In short. The Child Poverty Action Group's 'Cost of a Child' 2024 research put the basic cost of raising a child to age 18 at around £166,000 for a couple and £220,000 for a lone parent (excluding rent and childcare).
CPAG defines 'cost' as what families need to spend to reach a 'Minimum Income Standard' — a socially-acceptable basic standard, not a luxury one. Childcare and housing are excluded because they vary so widely.
Last reviewed:
·Typical range: £166,000–£220,000 (birth to 18, excluding rent and childcare)Typical breakdown
| Item | Typical range | Note |
|---|---|---|
| Food (over 18 years) | £20,000–£28,000 | |
| Clothing and footwear | £8,000–£11,000 | |
| Childcare (typical, full-time, pre-school) | £8,000–£15,000/yr; falls sharply with new 30-free-hours rollout from Sept 2025 | |
| School costs (uniform, trips, supplies) | £500–£1,500/yr | |
| Activities and clubs | £200–£1,500/yr | |
| Transport (added to household costs) | Variable | |
| Holidays (added to household costs) | Variable |
What changes the cost
- Whether childcare is paid (UK working parents on UC or tax-free childcare can recover much of this)
- Number of children (shared costs reduce per-child)

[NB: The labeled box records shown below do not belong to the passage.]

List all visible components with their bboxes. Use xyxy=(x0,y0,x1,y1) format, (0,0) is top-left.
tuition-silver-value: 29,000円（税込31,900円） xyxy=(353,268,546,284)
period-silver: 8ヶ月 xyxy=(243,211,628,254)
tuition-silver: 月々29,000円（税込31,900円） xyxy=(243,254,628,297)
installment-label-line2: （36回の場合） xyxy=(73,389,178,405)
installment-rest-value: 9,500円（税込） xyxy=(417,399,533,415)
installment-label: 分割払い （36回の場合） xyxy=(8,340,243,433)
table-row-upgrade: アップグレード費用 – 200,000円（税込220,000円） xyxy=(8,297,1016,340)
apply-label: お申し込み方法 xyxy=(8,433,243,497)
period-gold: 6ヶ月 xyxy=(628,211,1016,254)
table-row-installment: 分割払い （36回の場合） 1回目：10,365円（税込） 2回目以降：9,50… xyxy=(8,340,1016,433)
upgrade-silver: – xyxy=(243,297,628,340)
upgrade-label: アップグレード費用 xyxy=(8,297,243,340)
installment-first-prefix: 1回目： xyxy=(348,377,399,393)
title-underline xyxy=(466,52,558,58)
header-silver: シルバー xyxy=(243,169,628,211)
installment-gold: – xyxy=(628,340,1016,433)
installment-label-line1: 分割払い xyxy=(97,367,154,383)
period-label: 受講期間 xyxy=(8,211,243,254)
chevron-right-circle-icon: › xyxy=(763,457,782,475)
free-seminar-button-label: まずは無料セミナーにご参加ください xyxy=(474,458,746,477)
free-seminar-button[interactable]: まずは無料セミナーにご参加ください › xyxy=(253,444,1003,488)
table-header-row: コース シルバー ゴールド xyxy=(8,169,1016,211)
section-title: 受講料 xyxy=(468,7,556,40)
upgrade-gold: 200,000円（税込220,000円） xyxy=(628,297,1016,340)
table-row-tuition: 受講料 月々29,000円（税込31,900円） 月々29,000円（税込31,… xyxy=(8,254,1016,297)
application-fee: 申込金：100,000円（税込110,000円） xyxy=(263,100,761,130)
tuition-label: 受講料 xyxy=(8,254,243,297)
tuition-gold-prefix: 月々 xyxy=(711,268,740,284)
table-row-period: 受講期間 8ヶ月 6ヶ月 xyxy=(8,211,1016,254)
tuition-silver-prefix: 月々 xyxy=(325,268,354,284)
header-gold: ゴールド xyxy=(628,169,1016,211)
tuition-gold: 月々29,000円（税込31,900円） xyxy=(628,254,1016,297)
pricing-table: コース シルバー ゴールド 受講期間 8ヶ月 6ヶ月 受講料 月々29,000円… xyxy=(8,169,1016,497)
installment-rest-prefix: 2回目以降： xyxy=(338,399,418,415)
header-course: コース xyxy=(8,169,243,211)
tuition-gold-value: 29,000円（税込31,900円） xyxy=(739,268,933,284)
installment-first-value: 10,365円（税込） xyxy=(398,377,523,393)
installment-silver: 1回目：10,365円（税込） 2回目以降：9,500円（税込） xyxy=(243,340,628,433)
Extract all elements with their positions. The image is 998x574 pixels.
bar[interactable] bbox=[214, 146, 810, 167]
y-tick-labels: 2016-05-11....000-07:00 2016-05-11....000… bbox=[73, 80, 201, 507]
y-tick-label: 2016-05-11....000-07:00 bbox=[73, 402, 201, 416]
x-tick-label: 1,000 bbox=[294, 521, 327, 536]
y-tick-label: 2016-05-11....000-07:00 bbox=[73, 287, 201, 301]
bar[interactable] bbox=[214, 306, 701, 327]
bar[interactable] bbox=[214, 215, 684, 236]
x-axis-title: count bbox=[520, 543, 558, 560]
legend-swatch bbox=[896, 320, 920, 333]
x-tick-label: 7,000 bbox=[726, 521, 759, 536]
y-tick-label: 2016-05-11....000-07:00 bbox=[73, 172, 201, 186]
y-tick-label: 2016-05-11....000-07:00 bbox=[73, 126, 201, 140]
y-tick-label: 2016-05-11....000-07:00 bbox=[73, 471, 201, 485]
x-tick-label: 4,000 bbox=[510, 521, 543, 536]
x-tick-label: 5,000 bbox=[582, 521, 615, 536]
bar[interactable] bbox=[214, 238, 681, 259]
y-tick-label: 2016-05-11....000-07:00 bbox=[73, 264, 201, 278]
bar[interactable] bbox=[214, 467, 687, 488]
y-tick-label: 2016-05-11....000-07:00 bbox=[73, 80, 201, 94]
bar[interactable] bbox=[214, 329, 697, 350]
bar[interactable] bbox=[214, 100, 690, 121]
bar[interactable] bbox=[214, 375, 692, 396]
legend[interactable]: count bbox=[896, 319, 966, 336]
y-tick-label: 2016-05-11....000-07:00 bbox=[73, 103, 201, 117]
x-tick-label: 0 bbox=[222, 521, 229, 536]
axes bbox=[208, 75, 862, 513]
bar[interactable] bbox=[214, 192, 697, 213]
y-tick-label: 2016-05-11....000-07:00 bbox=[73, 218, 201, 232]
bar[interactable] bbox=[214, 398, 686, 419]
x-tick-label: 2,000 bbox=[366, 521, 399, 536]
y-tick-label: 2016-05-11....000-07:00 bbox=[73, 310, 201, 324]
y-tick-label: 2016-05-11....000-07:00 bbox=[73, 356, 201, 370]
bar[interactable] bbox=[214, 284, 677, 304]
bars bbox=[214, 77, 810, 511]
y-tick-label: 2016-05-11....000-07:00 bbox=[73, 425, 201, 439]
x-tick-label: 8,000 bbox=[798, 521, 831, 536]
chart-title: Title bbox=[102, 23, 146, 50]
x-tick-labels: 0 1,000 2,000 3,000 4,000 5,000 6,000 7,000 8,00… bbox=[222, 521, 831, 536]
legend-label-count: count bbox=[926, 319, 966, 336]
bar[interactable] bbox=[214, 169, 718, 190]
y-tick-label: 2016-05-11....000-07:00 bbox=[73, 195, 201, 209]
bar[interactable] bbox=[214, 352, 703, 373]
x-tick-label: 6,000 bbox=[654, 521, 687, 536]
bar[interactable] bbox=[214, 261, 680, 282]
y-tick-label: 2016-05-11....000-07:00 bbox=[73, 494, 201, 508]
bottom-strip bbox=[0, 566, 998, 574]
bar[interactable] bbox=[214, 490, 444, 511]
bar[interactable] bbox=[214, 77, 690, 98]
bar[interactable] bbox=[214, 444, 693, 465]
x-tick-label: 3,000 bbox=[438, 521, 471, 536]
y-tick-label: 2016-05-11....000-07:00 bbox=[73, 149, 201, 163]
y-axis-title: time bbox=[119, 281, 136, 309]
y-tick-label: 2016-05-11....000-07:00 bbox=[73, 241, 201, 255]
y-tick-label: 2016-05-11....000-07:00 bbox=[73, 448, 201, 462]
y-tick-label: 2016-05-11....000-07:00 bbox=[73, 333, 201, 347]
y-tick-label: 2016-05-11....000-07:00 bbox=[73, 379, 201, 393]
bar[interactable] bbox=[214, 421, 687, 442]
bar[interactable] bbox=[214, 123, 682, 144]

- Lone-parent households cost more per child (no economies of scale on housing, transport)
- Region (London adds materially to most costs)
Worth knowing
- Child Benefit is available to anyone responsible for a child; the High Income Child Benefit Charge applies above £60,000 (from 6 April 2024)
- Tax-Free Childcare and the Universal Credit childcare element cannot be claimed for the same period
- From September 2025, working parents in England can access up to 30 free hours of childcare for children from 9 months to school age
FAQ
- Why is the cost higher for lone parents?
- Lone parents miss out on economies of scale — only one set of working tax-free allowances, one wage, no shared transport/housing costs. CPAG's research consistently shows a 25–35% premium.
- Does the figure include university?
- No — CPAG's figure runs to age 18. University adds tuition fees (loaned) and living costs.
- What support is available?
- Child Benefit, Universal Credit childcare element, Tax-Free Childcare (TFC), Healthy Start vouchers (if you're on certain benefits with a child under 4), and Sure Start Maternity Grant in some cases.